On 6th June the indoor writer was invited to attend the prize giving ceremony for the Steyning Festival Short Story Competition. Her short story had reached the final three and the awards would be announced and given out during the event. Below she shares her special day...
It was a day of sunshine and showers, but the South Downs gleamed lush and green as we drove up the mile long driveway to Wiston House. I'd been invited, plus guest, to the Steyning Festival Short Story Award luncheon and had no idea where in the top three slots my story had come. Wiston House (a sixteenth century Grade 1 listed building) sits in the shadow of Chanctonbury Ring (see photo above right) amongst 6,000 acres of parkland. The magnificent house (see photo above left) is owned by the Goring family and is now a conference/wedding/events centre. It is home to the Wilton Park conference organisation, which was first created in 1946, inspired by Winston Churchill, to help re-establish peace and democracy in Europe after WWII.

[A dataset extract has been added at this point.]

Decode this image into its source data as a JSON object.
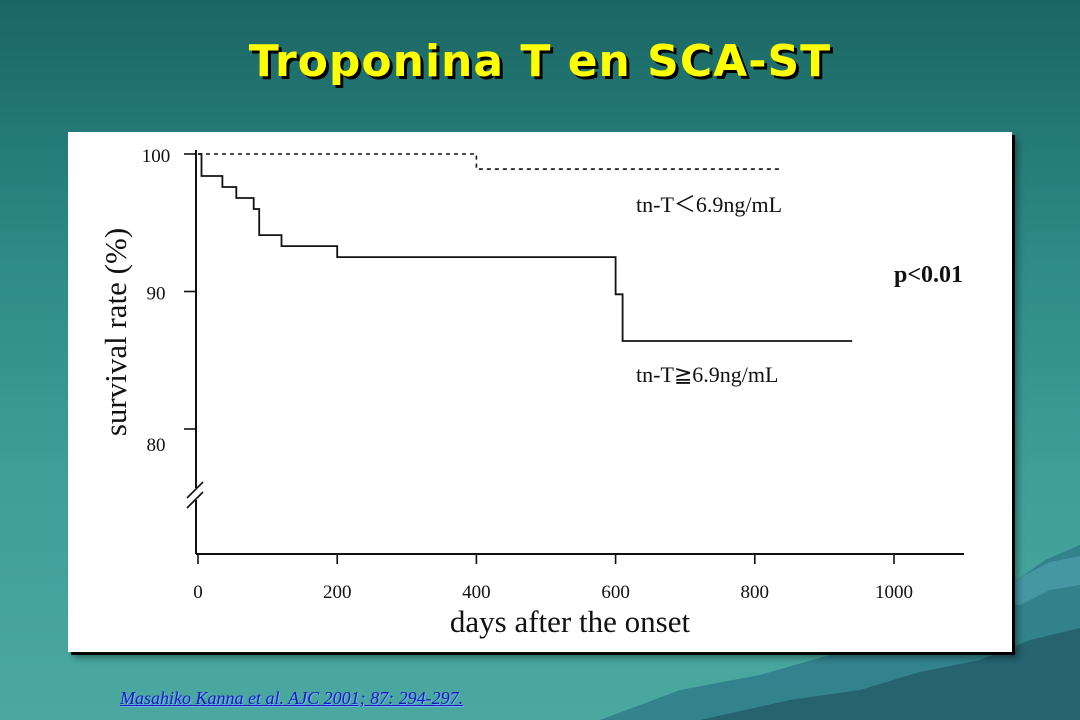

At 11.30am we were ushered into chair-filled room for the reading of the winning stories. Sara Bowers (owner of Steyning Bookshop) led the proceedings and local novelists read the stories. The children's competition entries were read first and the prizes awarded. The two stories were of an exceptionally high standard - clearly writers of the future. Sara explained that the competition judge Simon Brett, acclaimed crime novelist, scriptwriter (he wrote the 'After Henry' radio series) and patron of West Sussex Writers, had read ALL the entries himself before selecting the top 3 and 2 highly commended. An admirable feat for any writing competition judge!
The three stories were then read out - and still we didn't know the placing. Brighton crime novelist Elly Griffiths read my entry. It was both enthralling and deeply embarrassing to hear the words I'd written read aloud by a professional - even though nobody around us knew I was the author. As I listened to her reading it really didn't seem like my story at all, it was transformed. All of the room listened quietly and their applause seemed to show pleasure, but as it was my creation I couldn't detach myself sufficiently from the experience to judge. This was such a powerful and wonderful moment that I wish I could replay it over and over (particularly when another rejection pings into my mail box).
The whole day was a delightful treat and a memory I shall treasure for a long, long time. The prize is the biggest I've won to date and I still haven't decided what to spend the money on.